Amid the ass[em]bly of the Children of El bn’ilm” 

(Manfred Dietrich, Oswald Loretz, and Joaquín Sanmartín. Cuneiform Alphabetic Texts from Ugarit, Ras Íbn Hani and Other Places. (CAT). KTU 2d enlarged edition. Münster: Ugarit-Verlag, 1995, 1.4.iii.12-4)

Usually the gods feast in heaven, but occasionally they attend feasts on earth in the company of humans, such as the wedding feast for King Kirta (CAT 1.15.iii).

The Children of El are immortal, as the goddess Anat affirms in her (probably spurious) promise of immortality to the mortal hunter Aqhat:

“Ask for life, Aqhat the Hero.

Ask for life, and I’ll give it.

Deathlessness–I’ll endow you.

I’ll let you count years with Baal.

Count months with the Children of El bn’il.”

(CAT 1.17.vi.26-9, after Mark S. Smith, trans., in Parker, ed., Ugaritic Narrative Poetry, 61, and Ronald Hendel, The Epic of the Patriarch: The Jacob Cycle and the Narrative Traditions of Canaan and Israel, 1987, pp. 74-81.)

Though immortal, the Children of El are less powerful than El. In the Kirta epic, El asks the divine assembly seven times if any among them can remove disease, but they are silent. Apparently El alone has the power to heal:

“Stay seated, my children (bny), on your seats.

On your elevated thrones.

As for me, I’ll use skills and create.

I’ll create a remover of illness.

A dispeller of disease.”

(CAT 1.16n.24-8).

Interestingly, this passage appears to equate the Children of El with the stars, comparable to the biblical concept in Job 38:7 and the biblical term “Host of Heaven” (see above).

The Children of El in the Ugaritic texts, cognate to the biblical Sons of God, are subordinate to the high god El, just as the biblical Sons of God are subordinate to Yahweh. They are less powerful than El and they occasionally visit humans on earth. Nowhere in the extant texts, however, do the Children of El engage in sex with humans.
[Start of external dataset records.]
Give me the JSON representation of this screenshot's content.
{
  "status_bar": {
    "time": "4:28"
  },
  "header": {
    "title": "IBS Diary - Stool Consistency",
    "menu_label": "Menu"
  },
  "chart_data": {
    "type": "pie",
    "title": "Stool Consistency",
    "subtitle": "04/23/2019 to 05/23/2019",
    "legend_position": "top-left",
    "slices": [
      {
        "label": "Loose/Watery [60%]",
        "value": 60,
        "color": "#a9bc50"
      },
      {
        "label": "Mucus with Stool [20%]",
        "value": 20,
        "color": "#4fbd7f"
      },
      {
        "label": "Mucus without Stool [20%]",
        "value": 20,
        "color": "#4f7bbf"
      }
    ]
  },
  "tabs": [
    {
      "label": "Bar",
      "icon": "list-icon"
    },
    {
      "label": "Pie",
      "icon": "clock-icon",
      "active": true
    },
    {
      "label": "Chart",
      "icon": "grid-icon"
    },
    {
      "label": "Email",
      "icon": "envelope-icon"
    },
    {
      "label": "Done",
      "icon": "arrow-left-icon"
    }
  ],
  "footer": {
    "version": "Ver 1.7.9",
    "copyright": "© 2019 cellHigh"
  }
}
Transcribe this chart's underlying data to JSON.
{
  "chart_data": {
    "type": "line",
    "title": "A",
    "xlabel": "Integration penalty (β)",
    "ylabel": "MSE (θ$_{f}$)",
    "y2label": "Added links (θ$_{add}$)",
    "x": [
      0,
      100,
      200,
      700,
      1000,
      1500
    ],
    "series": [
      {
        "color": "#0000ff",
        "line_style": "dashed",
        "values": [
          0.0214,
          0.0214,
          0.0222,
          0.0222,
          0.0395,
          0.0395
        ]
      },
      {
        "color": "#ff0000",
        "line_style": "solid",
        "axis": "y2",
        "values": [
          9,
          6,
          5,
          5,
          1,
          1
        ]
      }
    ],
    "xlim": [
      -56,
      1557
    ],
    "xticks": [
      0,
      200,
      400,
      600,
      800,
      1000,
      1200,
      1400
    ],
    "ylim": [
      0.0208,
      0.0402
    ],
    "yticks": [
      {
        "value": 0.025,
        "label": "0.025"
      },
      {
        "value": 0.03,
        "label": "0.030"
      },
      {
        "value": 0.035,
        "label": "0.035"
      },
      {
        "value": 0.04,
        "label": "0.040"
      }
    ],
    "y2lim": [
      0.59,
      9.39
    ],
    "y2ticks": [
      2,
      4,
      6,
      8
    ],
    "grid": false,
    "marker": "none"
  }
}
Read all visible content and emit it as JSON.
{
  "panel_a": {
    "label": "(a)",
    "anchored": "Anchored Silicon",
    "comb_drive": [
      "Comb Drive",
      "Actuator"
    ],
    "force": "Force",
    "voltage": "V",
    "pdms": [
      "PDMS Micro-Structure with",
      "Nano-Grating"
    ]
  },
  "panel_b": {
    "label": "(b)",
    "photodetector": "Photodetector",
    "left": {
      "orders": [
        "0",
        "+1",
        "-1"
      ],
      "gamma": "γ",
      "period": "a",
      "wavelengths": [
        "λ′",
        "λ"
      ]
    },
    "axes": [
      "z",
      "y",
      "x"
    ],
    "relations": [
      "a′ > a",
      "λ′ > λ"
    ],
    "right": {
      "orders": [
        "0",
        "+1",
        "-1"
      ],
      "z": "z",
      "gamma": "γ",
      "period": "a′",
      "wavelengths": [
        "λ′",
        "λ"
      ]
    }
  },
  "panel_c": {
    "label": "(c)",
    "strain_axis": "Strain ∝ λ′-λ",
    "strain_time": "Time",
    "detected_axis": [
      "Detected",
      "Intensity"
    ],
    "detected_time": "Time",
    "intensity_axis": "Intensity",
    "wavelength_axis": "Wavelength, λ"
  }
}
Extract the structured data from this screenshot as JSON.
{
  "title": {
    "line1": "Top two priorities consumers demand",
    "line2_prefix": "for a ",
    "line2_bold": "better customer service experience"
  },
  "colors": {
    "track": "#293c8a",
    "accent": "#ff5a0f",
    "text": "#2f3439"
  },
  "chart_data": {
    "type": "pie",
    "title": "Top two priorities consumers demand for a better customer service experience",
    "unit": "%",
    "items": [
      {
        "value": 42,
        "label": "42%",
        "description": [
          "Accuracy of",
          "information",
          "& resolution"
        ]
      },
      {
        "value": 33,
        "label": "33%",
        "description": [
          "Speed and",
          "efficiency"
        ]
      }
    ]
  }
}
In one curious text, Baal may have sex with a cow, which bears “a bull for Baal” (CAT 1.10.35, see Smith, trans., Parker, ed., Ugaritic Narrative Poetry, 181-7), but there is no other inter-species sex that we can discern.”

Ronald Hendel, “The Nephilim Were on the Earth: Genesis 6:1-4 and its Ancient Near Eastern Context,” in Christoph Auffarth and Loren T. Stuckenbruck, eds., The Fall of the Angels, Brill, 2004, pp. 22-4.